9.11.09
Listening to listening
In her book Deep Listening Pauline Oliveros provides a simple and useful distinction with which to begin thinking about listening:
"To hear is the physical means that enables perception. To listen is to give attention to what is perceived both acoustically and psychologically."
Here, rather than being synonymous terms, hearing and listening differ markedly. The first describes an automatic response to external stimuli: the conversion of physical sound waves into the neural signals that result in raw sensation. As such it's continuous, unconscious and occurrs whether awake, drowsy or in deep slumber. The second involves actively directing conscious attention towards sound, its acoustic properties, and the meanings, ideas and emotions embedded there-in.
This distinction finds a metaphysics in Bergson's subtractive model of perception, which is expertly elucidated by Meillassoux during the course of his essay on Deleuze for Collapse III. Here matter is thought as a vast collection of images whose interaction is governed by the constant laws of nature. Accordingly perception is the relation between an image or set of images and the unusual image that is the human body. The relation is one of impoverishment, as Meillassoux puts it:
"The living is not primarily the emergence of the power of interested choice, but the emergence of the power of a massive disinterest in the real to the profit of certain rare segments of the latter, which constitutes the whole of perception."
Perception reduces the infinite complexity of the material world to a few 'rare segments' via two radically discriminatory selections, the first made by the body, the second by the mind. In audition, the body effectively 'chooses' to hear certain sounds - those of a particular amplitude and frequency, and not others - those that fall outside the perceptible ranges. The 'physical means' that comprise hearing for Oliveros omit more sounds than they permit.
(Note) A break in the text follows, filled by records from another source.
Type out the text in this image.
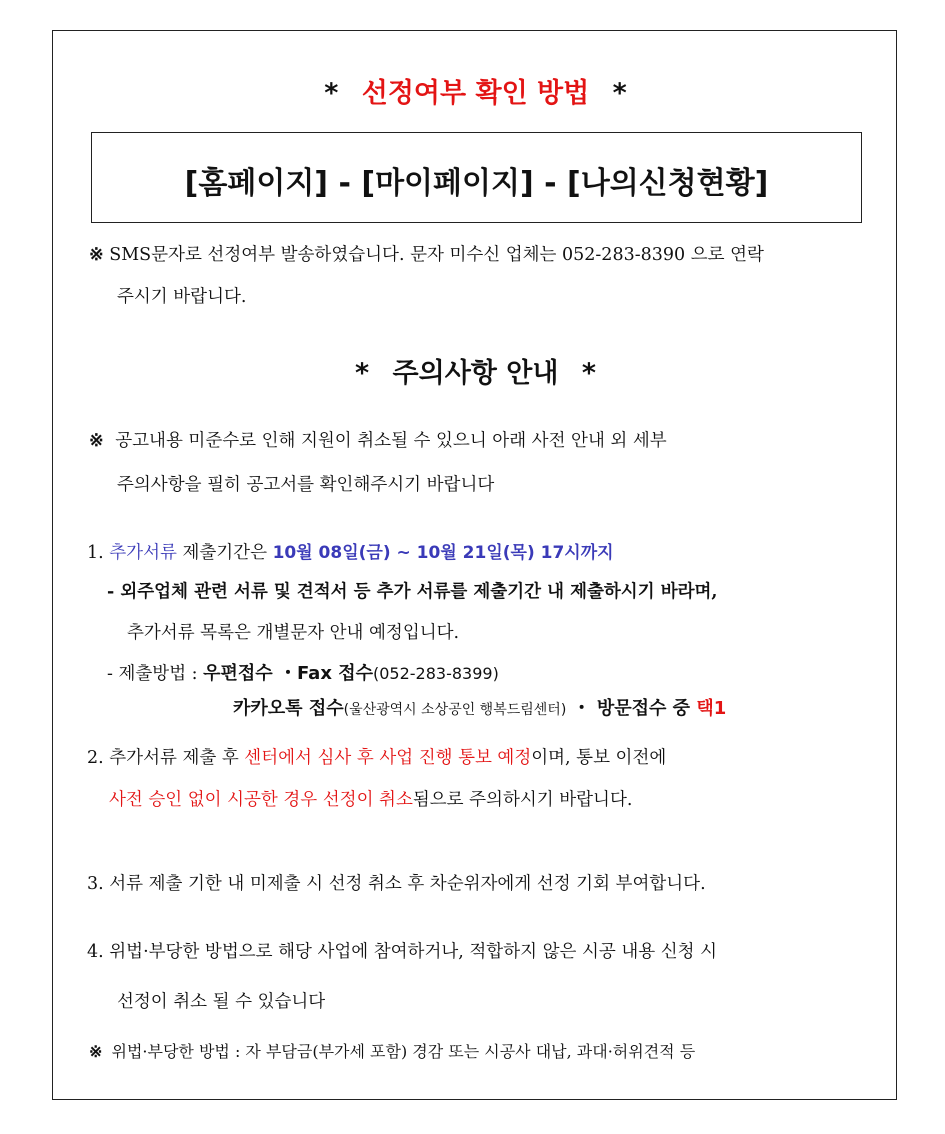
* 선정여부 확인 방법 *
[홈페이지] - [마이페이지] - [나의신청현황]
※ SMS문자로 선정여부 발송하였습니다. 문자 미수신 업체는 052-283-8390 으로 연락
주시기 바랍니다.
* 주의사항 안내 *
※ 공고내용 미준수로 인해 지원이 취소될 수 있으니 아래 사전 안내 외 세부
주의사항을 필히 공고서를 확인해주시기 바랍니다
1. 추가서류 제출기간은 10월 08일(금) ~ 10월 21일(목) 17시까지
- 외주업체 관련 서류 및 견적서 등 추가 서류를 제출기간 내 제출하시기 바라며,
추가서류 목록은 개별문자 안내 예정입니다.
- 제출방법 : 우편접수 ・Fax 접수(052-283-8399)
카카오톡 접수(울산광역시 소상공인 행복드림센터) ・ 방문접수 중 택1
2. 추가서류 제출 후 센터에서 심사 후 사업 진행 통보 예정이며, 통보 이전에
사전 승인 없이 시공한 경우 선정이 취소됨으로 주의하시기 바랍니다.
3. 서류 제출 기한 내 미제출 시 선정 취소 후 차순위자에게 선정 기회 부여합니다.
4. 위법·부당한 방법으로 해당 사업에 참여하거나, 적합하지 않은 시공 내용 신청 시
선정이 취소 될 수 있습니다
※ 위법·부당한 방법 : 자 부담금(부가세 포함) 경감 또는 시공사 대납, 과대·허위견적 등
But what happens to those sounds we do hear? Heard sound provides the material for a second subtractive selection. This choice is made by consciously attending to a specific sound or group of sounds, again at the cost of others. The 'Cocktail Party Effect' theorised by researchers organised around CRESSON is an everyday example of these choices. A soiree attendee's attention is drawn to a voluble exchange occurring on the room's other side; they actively choose this conversation as the object of listening and the general clamour remains just heard. The example speaks of the localising power of concentrated listening, the observable fact that it can ignore so much sound.
The 'Profit' accrued by the diminutive bit of reality listened to is, for Bergson, generated by the labour of memory. It's memory that guides our decision on what to listen to. Let's say for example that the conversation our lonely socialite tunes-in to involves his ex-girlfriend. She's openly expounding her theory of 'where it all went wrong'. Here it is the listener's personal history that has drawn him to these sounds in the first place and furthermore it is his memory that enables him to understand the language of what is being said. So where the first choice, that of hearing, is biologically determined and as equally distributed as the human body, the second, that of listening, is socio-culturally determined and as diverse as world cultures are. Cross-cultural Listening practices differ in two ways: firstly, by the listened to sounds: different peoples consider different sounds significant; and secondly by the meanings attributed to those sounds.